Tak. Stan zagrożenia i niewiedzy jest najgorszą rzeczą, jaka może się wydarzyć. Kiedy zacząłem się temu spokojnie przyglądać, to doszedłem do wniosku, że przed nami są bardzo ciężkie czasy, ale mimo wszystko nie przesadzajmy. Katastrofa globalna, epidemiologiczna, gospodarcza ani polityczna raczej nam nie zagraża. Oczywiście wiele zagrożeń może się w jakiejś skali zrealizować.
Pisze pan, że koronawirusowi towarzyszyło czterech jeźdźców: pandemia, recesja, kryzys finansowy i skutki polityczne. Który wywoła największe spustoszenia?

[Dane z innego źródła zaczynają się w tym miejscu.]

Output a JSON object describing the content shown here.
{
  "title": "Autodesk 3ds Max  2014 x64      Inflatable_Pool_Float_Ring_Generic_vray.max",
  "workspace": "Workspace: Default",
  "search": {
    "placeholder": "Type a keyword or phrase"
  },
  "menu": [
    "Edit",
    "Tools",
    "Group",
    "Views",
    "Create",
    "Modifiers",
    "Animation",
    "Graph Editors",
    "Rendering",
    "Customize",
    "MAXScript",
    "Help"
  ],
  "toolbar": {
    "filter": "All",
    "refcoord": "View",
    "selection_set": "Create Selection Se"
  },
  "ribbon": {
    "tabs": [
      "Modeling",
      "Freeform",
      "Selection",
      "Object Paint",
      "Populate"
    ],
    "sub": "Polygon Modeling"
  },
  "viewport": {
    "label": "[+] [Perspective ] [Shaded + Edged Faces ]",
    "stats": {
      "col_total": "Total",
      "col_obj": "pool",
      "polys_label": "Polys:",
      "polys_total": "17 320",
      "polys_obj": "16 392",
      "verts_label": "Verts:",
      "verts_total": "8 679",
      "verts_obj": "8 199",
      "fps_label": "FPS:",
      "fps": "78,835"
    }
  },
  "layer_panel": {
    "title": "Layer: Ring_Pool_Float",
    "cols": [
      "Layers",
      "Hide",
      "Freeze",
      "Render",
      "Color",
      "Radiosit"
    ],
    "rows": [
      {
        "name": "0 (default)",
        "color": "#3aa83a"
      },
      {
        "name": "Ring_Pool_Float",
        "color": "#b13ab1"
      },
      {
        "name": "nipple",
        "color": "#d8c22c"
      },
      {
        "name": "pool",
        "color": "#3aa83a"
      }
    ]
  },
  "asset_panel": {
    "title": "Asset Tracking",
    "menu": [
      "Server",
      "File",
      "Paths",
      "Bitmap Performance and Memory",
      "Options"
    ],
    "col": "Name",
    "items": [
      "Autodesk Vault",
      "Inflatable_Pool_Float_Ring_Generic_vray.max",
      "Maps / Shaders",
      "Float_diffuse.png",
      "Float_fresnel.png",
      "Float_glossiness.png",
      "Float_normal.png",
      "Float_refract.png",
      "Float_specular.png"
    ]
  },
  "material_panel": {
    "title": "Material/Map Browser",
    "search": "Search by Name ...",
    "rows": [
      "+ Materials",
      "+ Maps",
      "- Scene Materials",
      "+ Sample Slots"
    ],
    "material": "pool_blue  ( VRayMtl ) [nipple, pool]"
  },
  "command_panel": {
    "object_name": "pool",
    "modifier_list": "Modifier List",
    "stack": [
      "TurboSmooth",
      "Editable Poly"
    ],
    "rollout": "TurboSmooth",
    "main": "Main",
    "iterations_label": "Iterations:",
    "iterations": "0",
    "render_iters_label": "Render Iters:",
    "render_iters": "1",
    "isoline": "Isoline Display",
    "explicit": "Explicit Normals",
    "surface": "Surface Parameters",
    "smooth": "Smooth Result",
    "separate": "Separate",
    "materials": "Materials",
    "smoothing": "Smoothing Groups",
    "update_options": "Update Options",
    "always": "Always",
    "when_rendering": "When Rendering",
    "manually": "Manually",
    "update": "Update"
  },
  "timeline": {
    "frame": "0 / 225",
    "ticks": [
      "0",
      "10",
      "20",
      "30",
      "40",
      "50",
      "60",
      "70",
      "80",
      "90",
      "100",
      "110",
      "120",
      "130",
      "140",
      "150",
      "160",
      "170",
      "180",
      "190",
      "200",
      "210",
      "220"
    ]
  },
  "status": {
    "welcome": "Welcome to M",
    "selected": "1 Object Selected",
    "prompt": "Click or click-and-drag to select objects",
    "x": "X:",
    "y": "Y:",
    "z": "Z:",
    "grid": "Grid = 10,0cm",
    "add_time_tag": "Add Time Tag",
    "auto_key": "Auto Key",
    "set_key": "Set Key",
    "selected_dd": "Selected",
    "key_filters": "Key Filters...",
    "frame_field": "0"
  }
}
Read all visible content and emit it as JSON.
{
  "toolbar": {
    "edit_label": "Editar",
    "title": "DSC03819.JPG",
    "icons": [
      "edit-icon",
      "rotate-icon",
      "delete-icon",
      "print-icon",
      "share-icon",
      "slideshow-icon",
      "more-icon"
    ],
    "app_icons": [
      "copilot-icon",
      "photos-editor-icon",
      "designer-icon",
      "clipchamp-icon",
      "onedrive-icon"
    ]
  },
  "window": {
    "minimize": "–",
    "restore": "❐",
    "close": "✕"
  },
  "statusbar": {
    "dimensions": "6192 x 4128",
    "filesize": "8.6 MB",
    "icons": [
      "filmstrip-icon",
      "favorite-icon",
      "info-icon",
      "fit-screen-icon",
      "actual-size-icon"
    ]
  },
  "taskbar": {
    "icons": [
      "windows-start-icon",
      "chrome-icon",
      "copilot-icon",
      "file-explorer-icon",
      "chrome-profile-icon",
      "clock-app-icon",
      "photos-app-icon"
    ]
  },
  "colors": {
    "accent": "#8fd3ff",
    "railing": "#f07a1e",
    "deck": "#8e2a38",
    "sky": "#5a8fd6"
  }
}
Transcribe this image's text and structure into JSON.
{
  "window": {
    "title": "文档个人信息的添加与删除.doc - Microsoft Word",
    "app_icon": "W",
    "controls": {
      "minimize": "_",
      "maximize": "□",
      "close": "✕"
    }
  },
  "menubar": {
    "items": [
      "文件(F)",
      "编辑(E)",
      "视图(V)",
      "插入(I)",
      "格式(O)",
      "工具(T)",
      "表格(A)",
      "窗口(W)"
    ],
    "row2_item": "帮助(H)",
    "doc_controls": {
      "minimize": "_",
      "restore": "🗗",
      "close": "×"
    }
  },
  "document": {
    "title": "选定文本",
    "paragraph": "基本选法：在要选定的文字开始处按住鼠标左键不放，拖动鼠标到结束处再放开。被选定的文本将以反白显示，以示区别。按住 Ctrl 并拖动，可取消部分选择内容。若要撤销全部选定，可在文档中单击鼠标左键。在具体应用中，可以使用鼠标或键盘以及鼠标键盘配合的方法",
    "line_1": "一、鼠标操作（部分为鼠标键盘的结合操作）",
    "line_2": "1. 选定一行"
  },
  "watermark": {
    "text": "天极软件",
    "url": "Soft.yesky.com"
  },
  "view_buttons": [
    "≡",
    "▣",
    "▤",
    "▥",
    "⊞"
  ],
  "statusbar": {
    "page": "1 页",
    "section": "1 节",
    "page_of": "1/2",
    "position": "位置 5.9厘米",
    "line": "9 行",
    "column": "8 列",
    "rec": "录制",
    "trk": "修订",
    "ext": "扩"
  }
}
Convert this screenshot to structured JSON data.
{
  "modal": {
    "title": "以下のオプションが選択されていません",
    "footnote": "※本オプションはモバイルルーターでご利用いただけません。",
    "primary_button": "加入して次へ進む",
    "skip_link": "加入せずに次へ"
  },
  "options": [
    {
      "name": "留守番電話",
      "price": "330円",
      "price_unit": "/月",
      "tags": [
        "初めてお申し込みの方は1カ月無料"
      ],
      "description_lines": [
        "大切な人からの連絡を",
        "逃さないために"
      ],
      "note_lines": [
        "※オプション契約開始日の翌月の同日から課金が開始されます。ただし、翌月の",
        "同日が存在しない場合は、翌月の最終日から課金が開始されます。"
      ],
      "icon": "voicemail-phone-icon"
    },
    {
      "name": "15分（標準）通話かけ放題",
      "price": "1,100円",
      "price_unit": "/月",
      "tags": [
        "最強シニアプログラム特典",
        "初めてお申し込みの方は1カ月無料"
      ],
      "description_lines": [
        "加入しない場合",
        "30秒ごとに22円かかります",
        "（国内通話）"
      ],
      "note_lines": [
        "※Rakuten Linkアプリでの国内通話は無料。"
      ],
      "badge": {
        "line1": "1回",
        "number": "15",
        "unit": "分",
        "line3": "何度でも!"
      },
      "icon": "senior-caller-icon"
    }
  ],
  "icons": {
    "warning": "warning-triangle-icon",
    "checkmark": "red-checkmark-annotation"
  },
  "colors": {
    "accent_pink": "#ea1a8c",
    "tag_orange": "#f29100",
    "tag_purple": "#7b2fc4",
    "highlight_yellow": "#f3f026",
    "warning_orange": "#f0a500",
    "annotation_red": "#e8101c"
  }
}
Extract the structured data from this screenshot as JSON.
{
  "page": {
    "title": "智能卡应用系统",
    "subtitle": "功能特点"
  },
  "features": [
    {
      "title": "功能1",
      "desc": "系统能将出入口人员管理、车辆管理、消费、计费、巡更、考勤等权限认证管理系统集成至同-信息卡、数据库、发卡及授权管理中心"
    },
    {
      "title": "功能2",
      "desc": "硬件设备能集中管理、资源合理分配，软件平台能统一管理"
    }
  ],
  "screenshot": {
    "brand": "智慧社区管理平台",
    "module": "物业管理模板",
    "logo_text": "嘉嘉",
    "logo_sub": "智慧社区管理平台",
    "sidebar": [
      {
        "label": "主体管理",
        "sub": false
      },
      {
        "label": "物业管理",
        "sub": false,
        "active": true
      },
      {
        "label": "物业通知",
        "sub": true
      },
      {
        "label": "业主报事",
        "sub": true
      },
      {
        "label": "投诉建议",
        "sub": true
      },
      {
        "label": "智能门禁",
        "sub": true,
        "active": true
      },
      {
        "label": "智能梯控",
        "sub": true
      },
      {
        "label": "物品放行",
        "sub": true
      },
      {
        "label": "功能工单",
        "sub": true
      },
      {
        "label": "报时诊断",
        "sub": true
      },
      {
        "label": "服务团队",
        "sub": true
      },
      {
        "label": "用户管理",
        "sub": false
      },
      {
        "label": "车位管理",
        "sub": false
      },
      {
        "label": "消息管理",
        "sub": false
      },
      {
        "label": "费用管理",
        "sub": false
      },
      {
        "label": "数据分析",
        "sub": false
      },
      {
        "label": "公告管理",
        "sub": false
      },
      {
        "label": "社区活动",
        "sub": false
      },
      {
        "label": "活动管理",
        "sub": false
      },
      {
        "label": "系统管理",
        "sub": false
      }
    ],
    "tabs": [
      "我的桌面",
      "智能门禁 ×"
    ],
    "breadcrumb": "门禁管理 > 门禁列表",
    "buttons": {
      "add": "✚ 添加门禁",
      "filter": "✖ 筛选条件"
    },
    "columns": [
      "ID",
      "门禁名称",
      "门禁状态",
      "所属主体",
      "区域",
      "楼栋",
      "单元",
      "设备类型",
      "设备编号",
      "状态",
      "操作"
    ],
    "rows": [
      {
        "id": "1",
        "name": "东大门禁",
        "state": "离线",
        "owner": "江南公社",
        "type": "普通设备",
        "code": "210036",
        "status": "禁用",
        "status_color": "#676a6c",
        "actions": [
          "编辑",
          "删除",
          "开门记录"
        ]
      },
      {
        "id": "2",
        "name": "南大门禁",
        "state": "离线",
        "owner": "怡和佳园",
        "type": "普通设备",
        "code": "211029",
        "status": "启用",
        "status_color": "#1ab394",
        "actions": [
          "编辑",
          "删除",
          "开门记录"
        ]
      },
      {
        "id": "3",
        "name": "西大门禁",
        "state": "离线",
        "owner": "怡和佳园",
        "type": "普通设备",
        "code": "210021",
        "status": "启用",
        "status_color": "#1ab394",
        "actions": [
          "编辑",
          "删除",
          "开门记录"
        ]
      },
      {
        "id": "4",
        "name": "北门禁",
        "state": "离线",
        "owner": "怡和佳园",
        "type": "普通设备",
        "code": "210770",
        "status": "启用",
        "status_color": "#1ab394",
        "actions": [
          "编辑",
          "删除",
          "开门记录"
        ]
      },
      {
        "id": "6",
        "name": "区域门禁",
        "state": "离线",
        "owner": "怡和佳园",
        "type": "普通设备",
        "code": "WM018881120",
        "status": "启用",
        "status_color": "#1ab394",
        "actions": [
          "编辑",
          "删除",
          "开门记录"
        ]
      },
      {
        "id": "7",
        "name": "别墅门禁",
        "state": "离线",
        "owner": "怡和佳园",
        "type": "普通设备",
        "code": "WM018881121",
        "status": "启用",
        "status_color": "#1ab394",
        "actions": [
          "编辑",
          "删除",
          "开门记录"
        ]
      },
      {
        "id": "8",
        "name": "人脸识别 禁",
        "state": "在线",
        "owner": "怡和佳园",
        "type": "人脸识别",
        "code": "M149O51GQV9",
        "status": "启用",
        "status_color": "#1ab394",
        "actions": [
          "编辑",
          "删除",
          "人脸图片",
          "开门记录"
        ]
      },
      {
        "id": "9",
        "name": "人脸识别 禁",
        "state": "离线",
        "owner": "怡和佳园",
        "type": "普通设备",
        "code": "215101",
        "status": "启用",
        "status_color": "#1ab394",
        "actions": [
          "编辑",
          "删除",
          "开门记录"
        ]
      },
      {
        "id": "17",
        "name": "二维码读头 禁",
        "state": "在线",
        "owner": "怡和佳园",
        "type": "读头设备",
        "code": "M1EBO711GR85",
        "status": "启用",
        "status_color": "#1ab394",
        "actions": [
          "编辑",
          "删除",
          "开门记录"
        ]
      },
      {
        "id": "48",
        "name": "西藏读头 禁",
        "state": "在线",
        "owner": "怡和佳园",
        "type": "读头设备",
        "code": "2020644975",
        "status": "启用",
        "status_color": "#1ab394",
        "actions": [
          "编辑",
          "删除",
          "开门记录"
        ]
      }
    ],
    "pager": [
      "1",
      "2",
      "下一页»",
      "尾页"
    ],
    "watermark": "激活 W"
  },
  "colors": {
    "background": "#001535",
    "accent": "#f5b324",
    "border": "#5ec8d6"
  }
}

Nie wiadomo. Pierwszy jeździec już przejechał, jest z nami, sytuacja została opanowana. Drugi jeździec jest najpoważniejszy, nadchodzi recesja. Niektórzy mówią, że najgorsze już minęło, bo skończył się lockdown. Jednak wchodzimy w okres ciężkiej recesji, która będzie trwała wiele kwartałów. Mówimy o 5–10 proc. PKB. Rok temu nazwalibyśmy to katastrofą gospodarczą. Kiedy przedsiębiorstwa zaczną zwalniać ludzi, rząd nie będzie w stanie wspierać firm, to może dać ciężkie efekty. Może pojawić się dwucyfrowe bezrobocie.
Po tym jeźdźcu trup będzie słał się gęsto, a krew lała strumieniami?